Human beings have been always fascinated by infinity. From ancient Greece, philosophers and mathematicians have studied its nature and been bewildered by the paradoxes that defy its rational comprehension. In medieval times, infinity was thought of as the ultimate attribute of God, and as such totally unassailable to humans. But a new mathematical theory of the infinite, the calculus of Leibniz and Newton, was precisely what made possible the birth of modern science. Mathematical Analysis, a symphony of the infinite according to Hilbert, was at the heart of critical developments in Physics during the nineteenth century, and up to the present day. At the turn of the twentieth century, following the dramatic discoveries of Cantor on transfinite numbers -- the first true investigation of the infinite realm -- it became possible, and necessary, to establish a purely mathematical theory of infinity. This was achieved by Zermelo, Fraenkel, Gödel, von Neumann, and others, culminating in the current ZFC system of modern set theory.

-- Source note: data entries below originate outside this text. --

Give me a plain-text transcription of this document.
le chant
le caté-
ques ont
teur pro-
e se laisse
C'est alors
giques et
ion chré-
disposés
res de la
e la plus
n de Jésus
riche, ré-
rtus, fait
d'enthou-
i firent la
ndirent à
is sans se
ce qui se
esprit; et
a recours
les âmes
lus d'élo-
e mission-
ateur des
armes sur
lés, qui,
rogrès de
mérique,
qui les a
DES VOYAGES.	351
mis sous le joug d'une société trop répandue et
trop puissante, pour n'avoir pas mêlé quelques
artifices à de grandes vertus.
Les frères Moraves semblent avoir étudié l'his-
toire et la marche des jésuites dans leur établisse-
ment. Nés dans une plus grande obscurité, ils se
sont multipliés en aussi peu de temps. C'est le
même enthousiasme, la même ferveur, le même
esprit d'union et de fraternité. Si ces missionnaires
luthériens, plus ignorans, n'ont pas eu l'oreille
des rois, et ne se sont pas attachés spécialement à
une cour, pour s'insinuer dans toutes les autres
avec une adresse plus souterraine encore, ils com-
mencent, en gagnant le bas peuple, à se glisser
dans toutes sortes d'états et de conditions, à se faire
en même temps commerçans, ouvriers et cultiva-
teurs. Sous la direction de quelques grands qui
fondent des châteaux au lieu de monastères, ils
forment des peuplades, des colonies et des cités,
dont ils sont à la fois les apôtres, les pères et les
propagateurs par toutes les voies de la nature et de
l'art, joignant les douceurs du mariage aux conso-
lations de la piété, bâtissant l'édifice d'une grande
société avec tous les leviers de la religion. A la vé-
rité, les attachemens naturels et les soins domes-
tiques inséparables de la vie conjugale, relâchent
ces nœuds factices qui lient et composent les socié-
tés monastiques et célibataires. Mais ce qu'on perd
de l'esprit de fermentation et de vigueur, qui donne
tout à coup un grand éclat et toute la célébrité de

As an extremely general theory, whose objects of study are the abstract infinite sets, ZFC serves as the standard foundation of mathematics, and therefore has great significance for all of science. Set-theoretical research has been a continuous source of original ideas and results, as well as of deep and highly technical tools that are now finding applications in many areas of mathematics, computation, and even natural and social sciences. This is the golden age of set theory. Major breakthroughs have been made recently and new ones are expected.
The main objective of the Programme is to stimulate the exchange of ideas among researchers pursuing different approaches to infinity: mathematical, philosophical, and computational. Its aim is to promote cooperation at European and international levels, scientific mobility and integration of national activities and groups with complementary backgrounds and expertise, and training of young researchers.